ANNEX
The main features of the draft Multilateral Agreement
on Investment were:
Non-discrimination: parties
to the agreement, at a national and sub-national level, would
not discriminate between foreign and domestic investors (national
treatment) nor between foreign investors from different countries
(most favoured nation treatment). Foreign investors would
be offered the better of these treatments. Both de facto
as well as de jure discrimination would be banned.
Performance requirements: the
draft agreement prohibited the attachment of conditions (such
as technology transfers, local sourcing, specified export levels
or mandatory joint venture formation with local participation)
to any foreign investment except voluntary ones offered in return
for an 'advantage' provided by the host state.
Expropriation: Parties
to the agreement would provide prompt and fair compensation for
the expropriation, or measures tantamount to the expropriation,
of foreign investment.
Dispute settlement: the
agreement made provision for state Parties to the agreement, and
investors (located in Parties), to initiate claims against other
Parties and for these to be referred to international arbitration,
under terms set out in the agreement, in the event of failure
to resolve the matter by other means.
Scope: Both the making
of investments ('pre-establishment' or 'market access') and the
investment itself were covered in the draft text. Additionally
a broad definition of investment was used covering, for example,
both intellectual property and portfolio investment as well as
more traditional assets. The agreement was designed to cover Parties'
whole economies (a 'top-down' approach) subject to (a) general
exceptions (such as for national security) and (b) negotiated
country-specific exceptions (ranging from Austria's chimney sweeps
to all the USA's non-conforming measures at State level).
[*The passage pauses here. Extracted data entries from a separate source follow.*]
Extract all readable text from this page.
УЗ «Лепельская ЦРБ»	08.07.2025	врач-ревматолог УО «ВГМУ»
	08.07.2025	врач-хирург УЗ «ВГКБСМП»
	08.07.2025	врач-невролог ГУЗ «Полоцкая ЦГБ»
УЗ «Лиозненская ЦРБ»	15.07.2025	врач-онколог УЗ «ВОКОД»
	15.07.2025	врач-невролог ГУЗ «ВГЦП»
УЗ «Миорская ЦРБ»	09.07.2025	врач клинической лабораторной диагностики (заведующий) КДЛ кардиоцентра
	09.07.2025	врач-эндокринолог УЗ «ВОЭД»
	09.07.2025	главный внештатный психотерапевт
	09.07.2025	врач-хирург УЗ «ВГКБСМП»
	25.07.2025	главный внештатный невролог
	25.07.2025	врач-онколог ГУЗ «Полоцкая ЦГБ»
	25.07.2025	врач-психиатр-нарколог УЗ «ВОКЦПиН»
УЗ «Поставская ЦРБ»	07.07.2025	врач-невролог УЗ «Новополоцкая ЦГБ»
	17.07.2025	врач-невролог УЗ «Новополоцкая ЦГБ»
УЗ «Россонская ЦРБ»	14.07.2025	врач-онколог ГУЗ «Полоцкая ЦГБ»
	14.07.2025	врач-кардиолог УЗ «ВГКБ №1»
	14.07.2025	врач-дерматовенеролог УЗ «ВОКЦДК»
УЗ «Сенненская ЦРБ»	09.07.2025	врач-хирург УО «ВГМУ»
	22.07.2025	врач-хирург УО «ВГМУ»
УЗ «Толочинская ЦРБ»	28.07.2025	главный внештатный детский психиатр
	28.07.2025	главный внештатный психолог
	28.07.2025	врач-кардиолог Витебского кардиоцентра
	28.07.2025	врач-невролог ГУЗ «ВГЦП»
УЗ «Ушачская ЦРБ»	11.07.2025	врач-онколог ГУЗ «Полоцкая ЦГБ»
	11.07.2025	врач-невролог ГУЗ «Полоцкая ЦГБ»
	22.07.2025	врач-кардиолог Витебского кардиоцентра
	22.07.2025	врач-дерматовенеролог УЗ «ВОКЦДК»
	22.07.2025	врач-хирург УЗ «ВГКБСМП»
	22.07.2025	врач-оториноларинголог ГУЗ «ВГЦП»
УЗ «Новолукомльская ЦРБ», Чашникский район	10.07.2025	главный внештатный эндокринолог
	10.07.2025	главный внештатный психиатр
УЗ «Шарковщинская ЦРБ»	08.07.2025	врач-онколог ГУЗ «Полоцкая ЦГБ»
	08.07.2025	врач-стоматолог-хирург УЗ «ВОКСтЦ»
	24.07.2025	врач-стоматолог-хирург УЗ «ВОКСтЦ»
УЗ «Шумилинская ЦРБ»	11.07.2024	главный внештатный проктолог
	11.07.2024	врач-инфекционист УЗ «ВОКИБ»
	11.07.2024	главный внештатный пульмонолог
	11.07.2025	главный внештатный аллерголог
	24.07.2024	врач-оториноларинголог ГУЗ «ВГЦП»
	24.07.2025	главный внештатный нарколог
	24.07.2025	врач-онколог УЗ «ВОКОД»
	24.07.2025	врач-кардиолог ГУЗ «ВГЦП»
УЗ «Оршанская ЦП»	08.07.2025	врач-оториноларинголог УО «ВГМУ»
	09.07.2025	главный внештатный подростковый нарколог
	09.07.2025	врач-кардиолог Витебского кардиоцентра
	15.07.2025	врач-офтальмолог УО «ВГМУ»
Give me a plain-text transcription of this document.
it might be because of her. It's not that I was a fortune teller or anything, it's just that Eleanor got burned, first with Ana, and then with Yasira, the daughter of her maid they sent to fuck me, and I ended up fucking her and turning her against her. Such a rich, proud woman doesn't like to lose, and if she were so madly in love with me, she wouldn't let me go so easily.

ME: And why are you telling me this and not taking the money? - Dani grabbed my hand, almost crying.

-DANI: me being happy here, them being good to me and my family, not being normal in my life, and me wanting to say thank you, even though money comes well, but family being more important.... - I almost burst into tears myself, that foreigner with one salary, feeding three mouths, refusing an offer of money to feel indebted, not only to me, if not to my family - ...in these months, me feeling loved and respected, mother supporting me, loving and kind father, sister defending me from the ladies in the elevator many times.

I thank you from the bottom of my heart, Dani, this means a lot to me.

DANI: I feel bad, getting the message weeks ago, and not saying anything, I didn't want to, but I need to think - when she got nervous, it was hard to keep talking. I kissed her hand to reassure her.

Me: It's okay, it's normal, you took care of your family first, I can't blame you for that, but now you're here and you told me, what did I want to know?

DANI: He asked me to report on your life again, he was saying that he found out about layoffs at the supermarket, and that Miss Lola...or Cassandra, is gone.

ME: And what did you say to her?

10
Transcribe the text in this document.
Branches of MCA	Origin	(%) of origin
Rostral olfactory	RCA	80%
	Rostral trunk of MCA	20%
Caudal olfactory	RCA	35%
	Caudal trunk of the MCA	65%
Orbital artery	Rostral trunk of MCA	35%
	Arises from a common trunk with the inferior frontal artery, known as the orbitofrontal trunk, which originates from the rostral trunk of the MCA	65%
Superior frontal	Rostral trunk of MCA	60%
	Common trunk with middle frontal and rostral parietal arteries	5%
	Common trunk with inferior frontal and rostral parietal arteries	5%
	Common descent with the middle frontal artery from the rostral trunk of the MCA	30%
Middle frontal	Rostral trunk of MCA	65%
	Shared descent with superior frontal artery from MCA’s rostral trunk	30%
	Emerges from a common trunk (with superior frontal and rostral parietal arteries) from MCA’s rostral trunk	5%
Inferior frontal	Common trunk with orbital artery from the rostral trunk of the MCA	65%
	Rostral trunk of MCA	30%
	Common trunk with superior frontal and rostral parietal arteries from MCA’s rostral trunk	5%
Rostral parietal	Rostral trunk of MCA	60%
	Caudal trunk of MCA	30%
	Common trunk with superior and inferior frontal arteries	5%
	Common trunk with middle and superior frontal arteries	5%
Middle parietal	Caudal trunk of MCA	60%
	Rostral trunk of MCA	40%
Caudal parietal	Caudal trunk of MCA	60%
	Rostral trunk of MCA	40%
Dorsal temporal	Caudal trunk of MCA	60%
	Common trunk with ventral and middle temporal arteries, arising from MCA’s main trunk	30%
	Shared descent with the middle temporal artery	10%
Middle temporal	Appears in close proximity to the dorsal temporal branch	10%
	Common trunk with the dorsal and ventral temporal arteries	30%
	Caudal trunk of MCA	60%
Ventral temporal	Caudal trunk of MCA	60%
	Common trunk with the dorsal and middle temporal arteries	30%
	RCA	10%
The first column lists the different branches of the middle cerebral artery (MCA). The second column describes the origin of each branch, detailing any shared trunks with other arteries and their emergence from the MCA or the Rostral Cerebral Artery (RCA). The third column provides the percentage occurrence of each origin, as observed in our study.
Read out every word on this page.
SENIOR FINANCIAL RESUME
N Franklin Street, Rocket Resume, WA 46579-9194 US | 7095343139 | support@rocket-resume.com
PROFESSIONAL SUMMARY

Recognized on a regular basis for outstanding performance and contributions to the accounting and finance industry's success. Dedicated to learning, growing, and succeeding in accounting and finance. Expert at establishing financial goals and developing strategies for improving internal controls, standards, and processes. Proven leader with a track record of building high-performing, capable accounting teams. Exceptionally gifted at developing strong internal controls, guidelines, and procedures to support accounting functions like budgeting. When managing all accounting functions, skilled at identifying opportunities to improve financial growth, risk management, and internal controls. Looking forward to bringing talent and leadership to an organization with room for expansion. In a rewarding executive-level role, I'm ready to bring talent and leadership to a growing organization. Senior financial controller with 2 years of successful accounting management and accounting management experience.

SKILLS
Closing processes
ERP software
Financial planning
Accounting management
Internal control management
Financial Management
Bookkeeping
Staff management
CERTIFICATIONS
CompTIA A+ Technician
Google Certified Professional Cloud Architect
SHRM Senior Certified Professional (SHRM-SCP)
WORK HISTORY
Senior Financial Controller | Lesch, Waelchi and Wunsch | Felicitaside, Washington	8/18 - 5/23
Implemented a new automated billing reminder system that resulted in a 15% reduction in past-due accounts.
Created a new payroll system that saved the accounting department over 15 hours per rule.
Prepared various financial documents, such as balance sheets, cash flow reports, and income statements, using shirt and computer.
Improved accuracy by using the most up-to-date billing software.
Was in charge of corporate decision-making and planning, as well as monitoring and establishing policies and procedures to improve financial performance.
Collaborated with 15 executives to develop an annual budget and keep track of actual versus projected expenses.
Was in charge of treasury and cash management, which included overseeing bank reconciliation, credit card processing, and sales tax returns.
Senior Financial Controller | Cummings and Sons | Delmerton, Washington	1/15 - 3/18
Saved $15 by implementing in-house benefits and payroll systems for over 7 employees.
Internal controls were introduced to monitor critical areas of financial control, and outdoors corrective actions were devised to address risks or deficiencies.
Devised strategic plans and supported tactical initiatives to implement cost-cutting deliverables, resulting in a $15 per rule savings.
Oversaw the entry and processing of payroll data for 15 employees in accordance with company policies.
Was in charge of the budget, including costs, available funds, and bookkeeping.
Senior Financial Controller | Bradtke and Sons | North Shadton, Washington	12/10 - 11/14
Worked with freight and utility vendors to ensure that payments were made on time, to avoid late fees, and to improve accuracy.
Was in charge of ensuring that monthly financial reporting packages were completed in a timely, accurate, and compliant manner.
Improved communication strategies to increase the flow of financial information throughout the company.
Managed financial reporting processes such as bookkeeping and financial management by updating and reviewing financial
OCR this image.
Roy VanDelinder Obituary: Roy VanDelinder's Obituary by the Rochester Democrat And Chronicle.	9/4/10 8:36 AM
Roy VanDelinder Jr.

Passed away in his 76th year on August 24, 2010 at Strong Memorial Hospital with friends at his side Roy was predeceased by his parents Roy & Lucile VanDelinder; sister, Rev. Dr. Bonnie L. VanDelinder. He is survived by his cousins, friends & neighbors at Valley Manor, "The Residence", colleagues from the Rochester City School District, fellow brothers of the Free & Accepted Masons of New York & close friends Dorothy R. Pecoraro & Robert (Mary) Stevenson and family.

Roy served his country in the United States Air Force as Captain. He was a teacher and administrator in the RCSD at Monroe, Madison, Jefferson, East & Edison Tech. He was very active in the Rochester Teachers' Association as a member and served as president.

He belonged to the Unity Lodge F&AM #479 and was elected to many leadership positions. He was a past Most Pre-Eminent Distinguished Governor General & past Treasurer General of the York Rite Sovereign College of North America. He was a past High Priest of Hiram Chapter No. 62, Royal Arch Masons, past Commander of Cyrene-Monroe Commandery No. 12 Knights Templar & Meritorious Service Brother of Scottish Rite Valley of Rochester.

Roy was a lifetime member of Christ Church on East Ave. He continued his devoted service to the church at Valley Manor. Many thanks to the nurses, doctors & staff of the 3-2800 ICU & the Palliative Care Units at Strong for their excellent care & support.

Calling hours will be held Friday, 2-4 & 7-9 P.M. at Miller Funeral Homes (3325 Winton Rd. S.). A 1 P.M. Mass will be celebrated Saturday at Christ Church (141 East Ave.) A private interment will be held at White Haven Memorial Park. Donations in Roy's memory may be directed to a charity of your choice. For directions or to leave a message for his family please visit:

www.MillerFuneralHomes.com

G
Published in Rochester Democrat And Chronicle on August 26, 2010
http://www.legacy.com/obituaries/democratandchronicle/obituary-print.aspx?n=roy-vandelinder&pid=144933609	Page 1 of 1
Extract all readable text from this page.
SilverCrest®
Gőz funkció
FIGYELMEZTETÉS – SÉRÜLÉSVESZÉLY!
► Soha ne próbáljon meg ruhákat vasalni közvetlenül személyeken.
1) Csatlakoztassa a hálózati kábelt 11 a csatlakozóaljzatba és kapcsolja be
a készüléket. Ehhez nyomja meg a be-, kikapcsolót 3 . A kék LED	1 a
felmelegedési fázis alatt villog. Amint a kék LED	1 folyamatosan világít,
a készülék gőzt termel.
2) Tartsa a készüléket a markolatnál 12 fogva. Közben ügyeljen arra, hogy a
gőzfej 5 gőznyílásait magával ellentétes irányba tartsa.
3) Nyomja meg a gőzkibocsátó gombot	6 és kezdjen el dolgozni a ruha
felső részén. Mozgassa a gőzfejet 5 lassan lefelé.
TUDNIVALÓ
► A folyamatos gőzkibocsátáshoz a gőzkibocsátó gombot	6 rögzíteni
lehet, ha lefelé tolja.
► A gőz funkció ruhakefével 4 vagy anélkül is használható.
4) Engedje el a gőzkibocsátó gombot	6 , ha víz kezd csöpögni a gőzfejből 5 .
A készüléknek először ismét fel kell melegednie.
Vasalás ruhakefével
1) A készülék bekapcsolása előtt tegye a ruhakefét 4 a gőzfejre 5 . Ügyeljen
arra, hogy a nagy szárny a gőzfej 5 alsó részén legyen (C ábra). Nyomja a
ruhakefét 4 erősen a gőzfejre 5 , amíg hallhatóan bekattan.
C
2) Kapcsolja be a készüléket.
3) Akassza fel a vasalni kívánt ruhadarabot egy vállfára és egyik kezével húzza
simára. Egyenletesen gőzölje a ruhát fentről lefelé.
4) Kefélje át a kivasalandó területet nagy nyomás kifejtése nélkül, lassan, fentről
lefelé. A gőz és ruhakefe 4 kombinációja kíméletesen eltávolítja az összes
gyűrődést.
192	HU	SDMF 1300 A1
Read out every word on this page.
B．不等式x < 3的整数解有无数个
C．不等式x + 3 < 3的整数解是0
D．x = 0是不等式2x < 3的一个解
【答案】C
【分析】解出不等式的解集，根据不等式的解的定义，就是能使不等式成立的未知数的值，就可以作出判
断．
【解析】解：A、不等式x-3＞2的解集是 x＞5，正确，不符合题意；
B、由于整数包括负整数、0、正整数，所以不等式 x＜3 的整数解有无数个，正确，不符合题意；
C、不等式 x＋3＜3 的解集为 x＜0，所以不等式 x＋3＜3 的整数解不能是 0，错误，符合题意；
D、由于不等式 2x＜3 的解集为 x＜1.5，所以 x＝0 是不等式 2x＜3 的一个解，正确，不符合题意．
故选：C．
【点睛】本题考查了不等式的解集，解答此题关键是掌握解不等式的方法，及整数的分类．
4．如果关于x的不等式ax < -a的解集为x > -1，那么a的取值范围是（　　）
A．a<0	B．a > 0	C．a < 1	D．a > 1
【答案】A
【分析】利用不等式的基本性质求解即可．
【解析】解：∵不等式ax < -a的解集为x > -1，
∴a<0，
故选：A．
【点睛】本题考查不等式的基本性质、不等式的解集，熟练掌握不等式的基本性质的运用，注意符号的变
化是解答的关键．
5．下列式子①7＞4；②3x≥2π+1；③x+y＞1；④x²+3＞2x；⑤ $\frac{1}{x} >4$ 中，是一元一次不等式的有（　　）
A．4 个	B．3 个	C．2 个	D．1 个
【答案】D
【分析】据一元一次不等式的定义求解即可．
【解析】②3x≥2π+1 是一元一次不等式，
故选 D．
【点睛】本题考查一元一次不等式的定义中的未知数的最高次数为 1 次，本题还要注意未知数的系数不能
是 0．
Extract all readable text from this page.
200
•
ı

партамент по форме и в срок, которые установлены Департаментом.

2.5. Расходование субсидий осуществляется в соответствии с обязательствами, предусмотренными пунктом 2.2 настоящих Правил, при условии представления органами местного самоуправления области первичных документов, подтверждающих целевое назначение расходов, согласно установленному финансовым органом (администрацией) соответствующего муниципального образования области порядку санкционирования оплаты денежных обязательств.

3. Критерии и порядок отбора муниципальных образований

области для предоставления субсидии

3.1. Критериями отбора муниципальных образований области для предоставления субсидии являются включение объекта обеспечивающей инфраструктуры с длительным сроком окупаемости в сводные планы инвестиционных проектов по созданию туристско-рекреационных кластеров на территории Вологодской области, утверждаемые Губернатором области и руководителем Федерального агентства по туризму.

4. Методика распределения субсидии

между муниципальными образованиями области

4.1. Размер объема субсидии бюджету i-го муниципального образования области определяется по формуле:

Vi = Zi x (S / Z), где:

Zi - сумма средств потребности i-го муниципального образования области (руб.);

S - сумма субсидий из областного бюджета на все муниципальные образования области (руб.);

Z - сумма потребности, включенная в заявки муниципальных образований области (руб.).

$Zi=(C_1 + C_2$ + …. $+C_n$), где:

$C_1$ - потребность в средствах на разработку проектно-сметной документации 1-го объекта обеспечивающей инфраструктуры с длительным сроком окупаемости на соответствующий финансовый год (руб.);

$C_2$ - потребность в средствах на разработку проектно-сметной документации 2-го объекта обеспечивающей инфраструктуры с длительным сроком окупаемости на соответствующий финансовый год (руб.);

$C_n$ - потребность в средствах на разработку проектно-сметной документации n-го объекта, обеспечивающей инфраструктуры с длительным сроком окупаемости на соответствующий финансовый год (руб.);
Continuous effort: Parties
to the agreement would commit not to reintroduce restrictions
into those sectors subject to liberalisation - 'standstill'; and
there was a presumption, rather than an obligation, that Parties
would aim towards phasing out restrictions with regard to those
sectors for which exemptions had initially been agreed - 'roll-back'.
Transparency: Parties
would be obliged to publish promptly any relevant laws, regulations,
procedures or judicial decisions as well as relevant policies.